Once they settled into the seats, Benton and her younger daughter sat in one row, and her other daughter took a window seat in the row behind them next to Benton’s husband, who sat in the middle. The stranger took the aisle seat next to Benton’s husband, she said. Her husband confronted the man, who she said claimed he was in the right seat. 

That’s when Benton asked to speak privately to a flight attendant, shared her concerns and asked that the man be separated from the family if he was ticketed for the flight. 

Because the man’s presence was flagged early, the airline had not reached the step in the boarding process where gate agents and flight attendants would have checked to make sure the number of passengers whose passes were scanned matched the number of people on the plane. 

“Delta has processes in place for gate agents and flight crews to verify that individuals onboard aircraft prior to departure are customers that are booked on that particular flight,” the airline said in a statement. “Delta is reviewing the matter in question internally and has been in touch with airport authorities in conjunction with this review.” 

After the man was removed, Benton said the pilot was reassuring to the family, giving the girls snacks and water. He addressed the issue to passengers by saying “We had an intruder on the plane,” she said, and the airline removed everyone for an extra security sweep. The flight took off about an hour and half late, Benton said. 

When the passengers had to leave the plane, Benton said she tried to assure her daughters that they were safe. 

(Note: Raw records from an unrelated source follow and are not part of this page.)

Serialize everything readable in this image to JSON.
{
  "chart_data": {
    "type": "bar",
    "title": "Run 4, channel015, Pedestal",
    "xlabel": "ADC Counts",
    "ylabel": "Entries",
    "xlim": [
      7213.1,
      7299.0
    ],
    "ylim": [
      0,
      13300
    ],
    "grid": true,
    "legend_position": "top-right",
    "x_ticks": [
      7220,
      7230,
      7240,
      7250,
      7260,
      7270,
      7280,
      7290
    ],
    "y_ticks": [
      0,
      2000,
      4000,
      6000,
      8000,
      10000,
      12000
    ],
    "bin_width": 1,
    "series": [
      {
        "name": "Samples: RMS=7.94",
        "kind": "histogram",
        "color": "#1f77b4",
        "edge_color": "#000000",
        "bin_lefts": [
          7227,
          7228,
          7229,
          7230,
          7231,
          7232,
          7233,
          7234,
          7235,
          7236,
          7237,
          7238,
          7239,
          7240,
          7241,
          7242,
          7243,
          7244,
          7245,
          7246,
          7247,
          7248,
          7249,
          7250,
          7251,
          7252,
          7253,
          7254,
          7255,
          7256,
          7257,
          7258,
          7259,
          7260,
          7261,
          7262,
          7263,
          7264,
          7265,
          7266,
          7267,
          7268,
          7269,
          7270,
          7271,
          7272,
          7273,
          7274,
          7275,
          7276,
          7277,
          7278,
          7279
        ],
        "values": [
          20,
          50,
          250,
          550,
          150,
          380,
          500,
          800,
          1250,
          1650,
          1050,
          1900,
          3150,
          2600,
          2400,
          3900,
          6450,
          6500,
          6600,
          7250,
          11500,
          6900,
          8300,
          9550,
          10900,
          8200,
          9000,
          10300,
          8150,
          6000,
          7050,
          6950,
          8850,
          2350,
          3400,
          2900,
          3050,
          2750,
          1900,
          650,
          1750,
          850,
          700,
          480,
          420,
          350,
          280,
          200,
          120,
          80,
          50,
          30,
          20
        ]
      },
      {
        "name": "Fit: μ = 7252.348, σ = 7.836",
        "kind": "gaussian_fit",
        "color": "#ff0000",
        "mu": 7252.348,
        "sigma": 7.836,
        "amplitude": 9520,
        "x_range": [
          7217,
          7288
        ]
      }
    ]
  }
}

“My children were terrified,” she said. 

Delta has already dealt with an unauthorized passenger this year. In March, a Texas man was arrested after getting on a flight using a boarding pass he photographed from a ticketed traveller. 

In that case, a gate agent noticed that the ticket system showed the legitimate passenger was already on board when she scanned her pass. The man who boarded under false pretences had raised suspicions on board, and the plane returned to the gate, where he was arrested for being a stowaway, according to a criminal complaint. 

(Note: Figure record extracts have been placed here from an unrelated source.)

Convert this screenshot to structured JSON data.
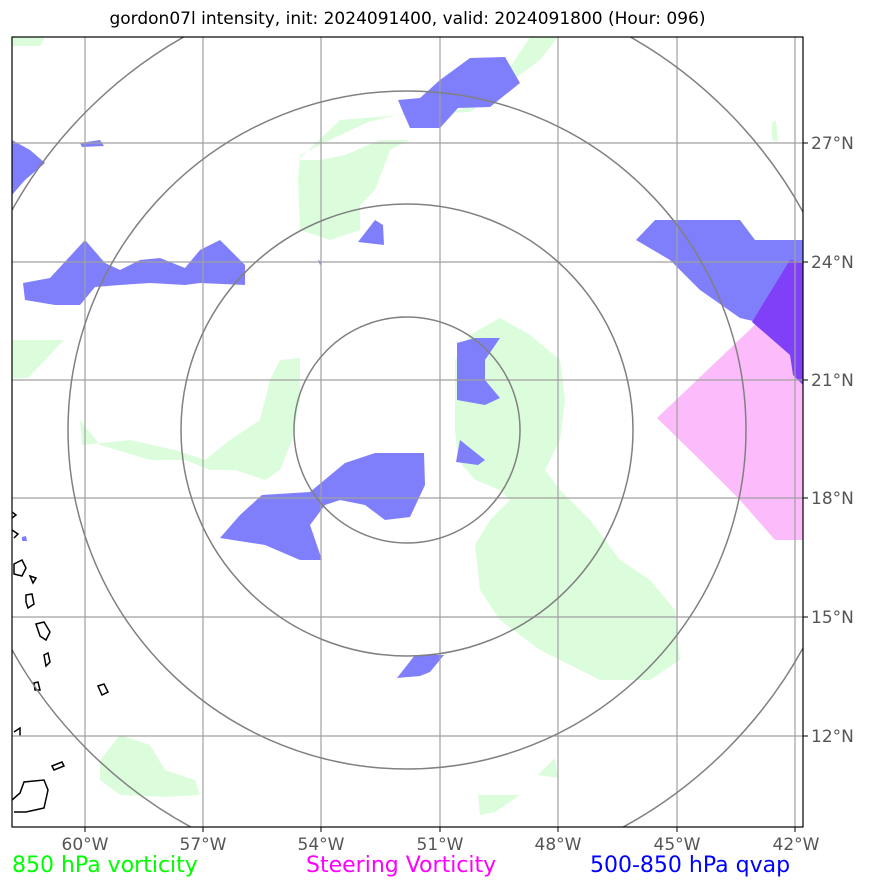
{
  "title": "gordon07l intensity, init: 2024091400, valid: 2024091800 (Hour: 096)",
  "lon_labels": [
    "60°W",
    "57°W",
    "54°W",
    "51°W",
    "48°W",
    "45°W",
    "42°W"
  ],
  "lat_labels": [
    "27°N",
    "24°N",
    "21°N",
    "18°N",
    "15°N",
    "12°N"
  ],
  "legend": [
    {
      "label": "850 hPa vorticity",
      "color": "#00ff00"
    },
    {
      "label": "Steering Vorticity",
      "color": "#ff00ff"
    },
    {
      "label": "500-850 hPa qvap",
      "color": "#0000ff"
    }
  ],
  "colors": {
    "vorticity_fill": "#dcfddc",
    "qvap_fill": "#7f7ffb",
    "qvap_dark_fill": "#8040f8",
    "steering_fill": "#fcbcfc",
    "gridline": "#a0a0a0",
    "range_ring": "#808080",
    "coastline": "#000000"
  },
  "map": {
    "extent_lon": [
      -61.8,
      -42.1
    ],
    "extent_lat": [
      9.7,
      29.5
    ],
    "center_lon": -51.2,
    "center_lat": 19.9,
    "range_rings_count": 4
  }
}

Benton said she still doesn’t have answers as to how an intruder got on her flight, but she wants Delta to provide an explanation. She is still uncertain about what his intentions were. 

She recently heard from a customer service agent, who offered an apology but no answers. 

“Trust has to be restored,” she said. 

-Hannah Sampson, The Washington Post 

Razzan Nakhlawi and Kelly Kasulis Cho contributed to this report.